Other objects, on the other hand, are barely visible. What makes them almost invisible is their gray color. This is their capacity for mimicry, the invisibility of their presence. Here again we are reminded of Didi-Huberman and his book “What We See Looks Back at Us”, showing the viewer captured by the visual. This idea of “Ryazan pies with eyes” suggests a kind of inner life of the material object.

It is no coincidence that both Georges Didi-Huberman and contemporary art theorists (Rosalind Krauss, for example) often refer to biological connotations: pulsation, heartbeats, ocean tides, days and nights. It is probably no coincidence that Sergei Sobolev often refers to anthropomorphic themes and prefers elongated and elastic forms with delineated outlines, which makes his works resemble images of nature. Sobolev’s sculptures become frozen moments of existence, with their inner vibrations and tangible, exuding energy.

The sculptor’s special challenge is to portray the indistinguishable and complete identity of the ideal and the real.

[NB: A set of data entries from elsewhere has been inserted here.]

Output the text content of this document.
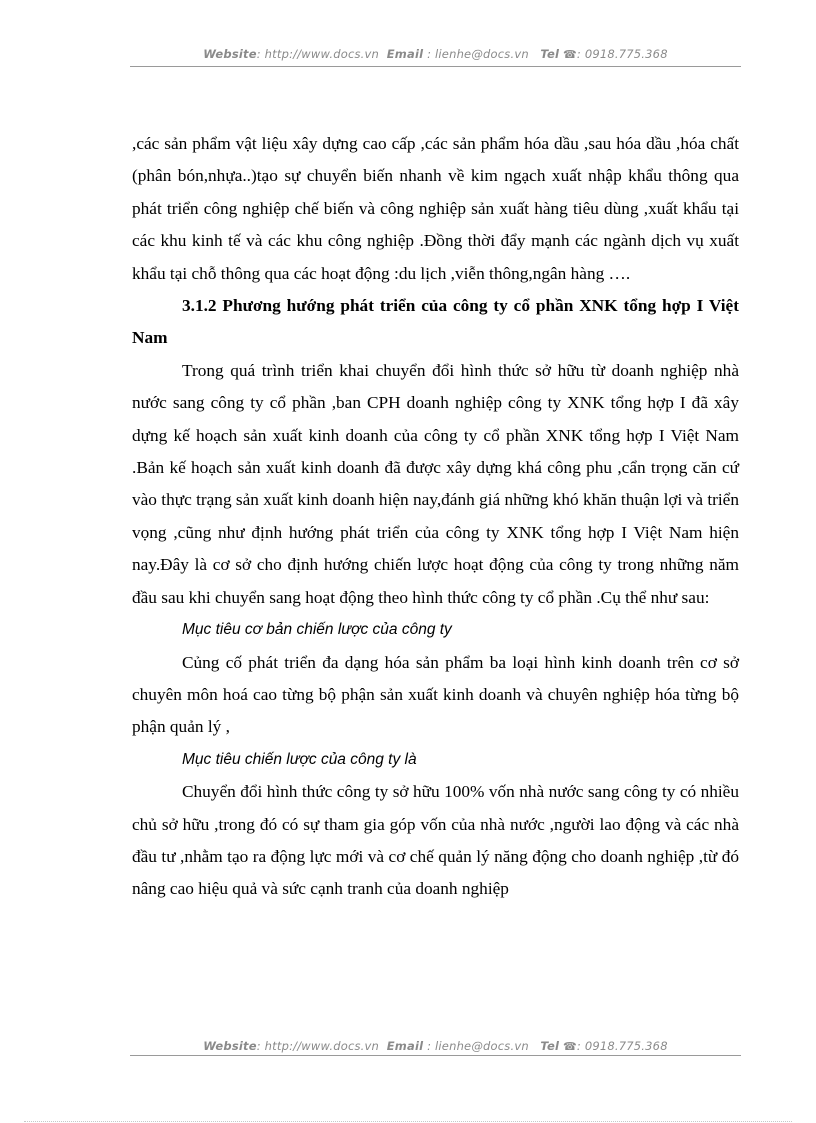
Website: http://www.docs.vn Email : lienhe@docs.vn Tel ☎: 0918.775.368

,các sản phẩm vật liệu xây dựng cao cấp ,các sản phẩm hóa dầu ,sau hóa dầu ,hóa chất (phân bón,nhựa..)tạo sự chuyển biến nhanh về kim ngạch xuất nhập khẩu thông qua phát triển công nghiệp chế biến và công nghiệp sản xuất hàng tiêu dùng ,xuất khẩu tại các khu kinh tế và các khu công nghiệp .Đồng thời đẩy mạnh các ngành dịch vụ xuất khẩu tại chỗ thông qua các hoạt động :du lịch ,viễn thông,ngân hàng ….

3.1.2 Phương hướng phát triển của công ty cổ phần XNK tổng hợp I Việt Nam

Trong quá trình triển khai chuyển đổi hình thức sở hữu từ doanh nghiệp nhà nước sang công ty cổ phần ,ban CPH doanh nghiệp công ty XNK tổng hợp I đã xây dựng kế hoạch sản xuất kinh doanh của công ty cổ phần XNK tổng hợp I Việt Nam .Bản kế hoạch sản xuất kinh doanh đã được xây dựng khá công phu ,cẩn trọng căn cứ vào thực trạng sản xuất kinh doanh hiện nay,đánh giá những khó khăn thuận lợi và triển vọng ,cũng như định hướng phát triển của công ty XNK tổng hợp I Việt Nam hiện nay.Đây là cơ sở cho định hướng chiến lược hoạt động của công ty trong những năm đầu sau khi chuyển sang hoạt động theo hình thức công ty cổ phần .Cụ thể như sau:

Mục tiêu cơ bản chiến lược của công ty

Củng cố phát triển đa dạng hóa sản phẩm ba loại hình kinh doanh trên cơ sở chuyên môn hoá cao từng bộ phận sản xuất kinh doanh và chuyên nghiệp hóa từng bộ phận quản lý ,

Mục tiêu chiến lược của công ty là

Chuyển đổi hình thức công ty sở hữu 100% vốn nhà nước sang công ty có nhiều chủ sở hữu ,trong đó có sự tham gia góp vốn của nhà nước ,người lao động và các nhà đầu tư ,nhằm tạo ra động lực mới và cơ chế quản lý năng động cho doanh nghiệp ,từ đó nâng cao hiệu quả và sức cạnh tranh của doanh nghiệp

Website: http://www.docs.vn Email : lienhe@docs.vn Tel ☎: 0918.775.368
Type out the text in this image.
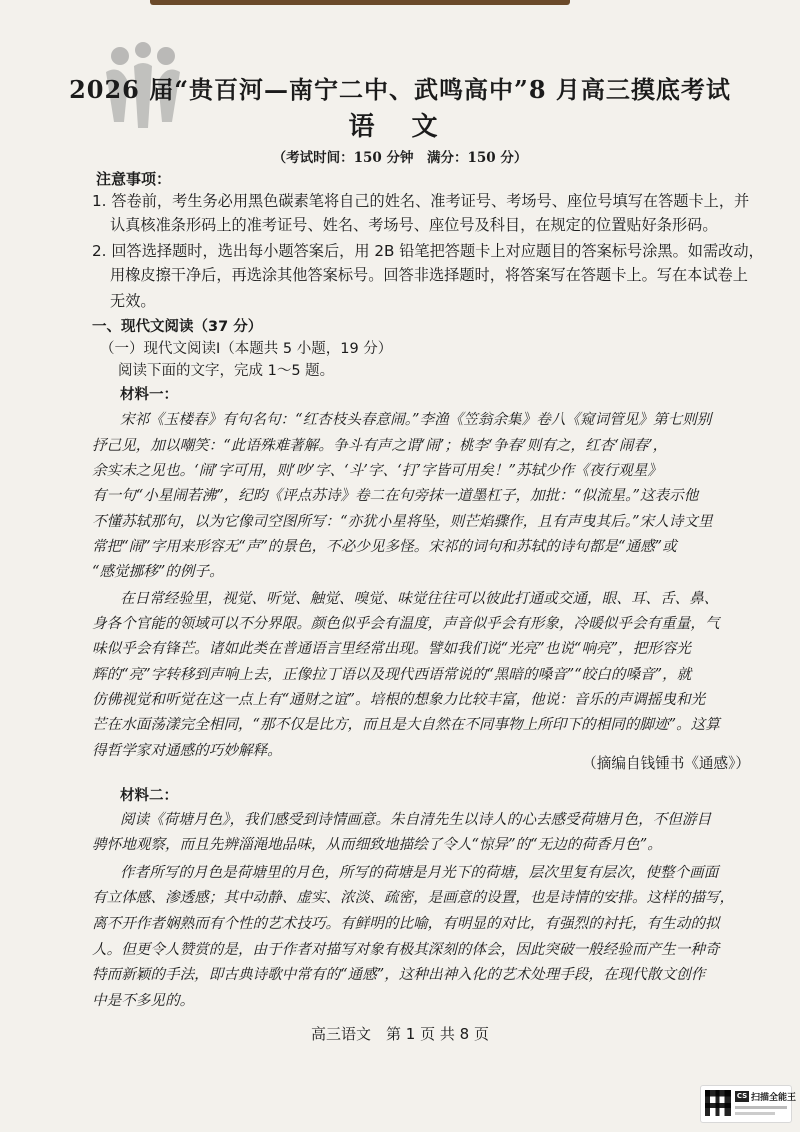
2026 届“贵百河—南宁二中、武鸣高中”8 月高三摸底考试
语 文
（考试时间：150 分钟　满分：150 分）
注意事项：
1. 答卷前，考生务必用黑色碳素笔将自己的姓名、准考证号、考场号、座位号填写在答题卡上，并
认真核准条形码上的准考证号、姓名、考场号、座位号及科目，在规定的位置贴好条形码。
2. 回答选择题时，选出每小题答案后，用 2B 铅笔把答题卡上对应题目的答案标号涂黑。如需改动，
用橡皮擦干净后，再选涂其他答案标号。回答非选择题时，将答案写在答题卡上。写在本试卷上
无效。
一、现代文阅读（37 分）
（一）现代文阅读Ⅰ（本题共 5 小题，19 分）
阅读下面的文字，完成 1～5 题。
材料一：
宋祁《玉楼春》有句名句：“红杏枝头春意闹。”李渔《笠翁余集》卷八《窥词管见》第七则别
抒己见，加以嘲笑：“此语殊难著解。争斗有声之谓‘闹’；桃李‘争春’则有之，红杏‘闹春’，
余实未之见也。‘闹’字可用，则‘吵’字、‘斗’字、‘打’字皆可用矣！”苏轼少作《夜行观星》
有一句“小星闹若沸”，纪昀《评点苏诗》卷二在句旁抹一道墨杠子，加批：“似流星。”这表示他
不懂苏轼那句，以为它像司空图所写：“亦犹小星将坠，则芒焰骤作，且有声曳其后。”宋人诗文里
常把“闹”字用来形容无“声”的景色，不必少见多怪。宋祁的词句和苏轼的诗句都是“通感”或
“感觉挪移”的例子。
在日常经验里，视觉、听觉、触觉、嗅觉、味觉往往可以彼此打通或交通，眼、耳、舌、鼻、
身各个官能的领域可以不分界限。颜色似乎会有温度，声音似乎会有形象，冷暖似乎会有重量，气
味似乎会有锋芒。诸如此类在普通语言里经常出现。譬如我们说“光亮”也说“响亮”，把形容光
辉的“亮”字转移到声响上去，正像拉丁语以及现代西语常说的“黑暗的嗓音”“皎白的嗓音”，就
仿佛视觉和听觉在这一点上有“通财之谊”。培根的想象力比较丰富，他说：音乐的声调摇曳和光
芒在水面荡漾完全相同，“那不仅是比方，而且是大自然在不同事物上所印下的相同的脚迹”。这算
得哲学家对通感的巧妙解释。
（摘编自钱锺书《通感》）
材料二：
阅读《荷塘月色》，我们感受到诗情画意。朱自清先生以诗人的心去感受荷塘月色，不但游目
骋怀地观察，而且先辨淄渑地品味，从而细致地描绘了令人“惊异”的“无边的荷香月色”。
作者所写的月色是荷塘里的月色，所写的荷塘是月光下的荷塘，层次里复有层次，使整个画面
有立体感、渗透感；其中动静、虚实、浓淡、疏密，是画意的设置，也是诗情的安排。这样的描写，
离不开作者娴熟而有个性的艺术技巧。有鲜明的比喻，有明显的对比，有强烈的衬托，有生动的拟
人。但更令人赞赏的是，由于作者对描写对象有极其深刻的体会，因此突破一般经验而产生一种奇
特而新颖的手法，即古典诗歌中常有的“通感”，这种出神入化的艺术处理手段，在现代散文创作
中是不多见的。
高三语文　第 1 页 共 8 页
CS 扫描全能王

His works can open up as a way of comprehending the world order, its immutable laws and regularities, hidden from our view, but invisibly present, as if poured into this world together with the light playing on the surfaces of forms. The artist perceives invisible, dissolved in every day complex interactions, connections concentrated in the experienced moment, embracing the already happened, the possible, the potential, the probable. This property makes Sergey Sobolev’s sculptures full of inner power, open to interconnections. The truth the artist seeks is constant but not static, on the contrary, it is in permanent motion, as if permeated with the breath of life. That is probably why his works, with their tendency to changes and space transformation (but also their inner permanence), with their ability to subtly interact with light are so exhilarating. Yet, like Plato’s Forms, they are devoid of sensuality, calm, pure and perfect. Like silence, with its visible and invisible depth of meaning, with its exhaustive fullness. Like silence, always connected to the sound that precedes it or expects it. Like a secret that reveals itself only to those who manage to keep it.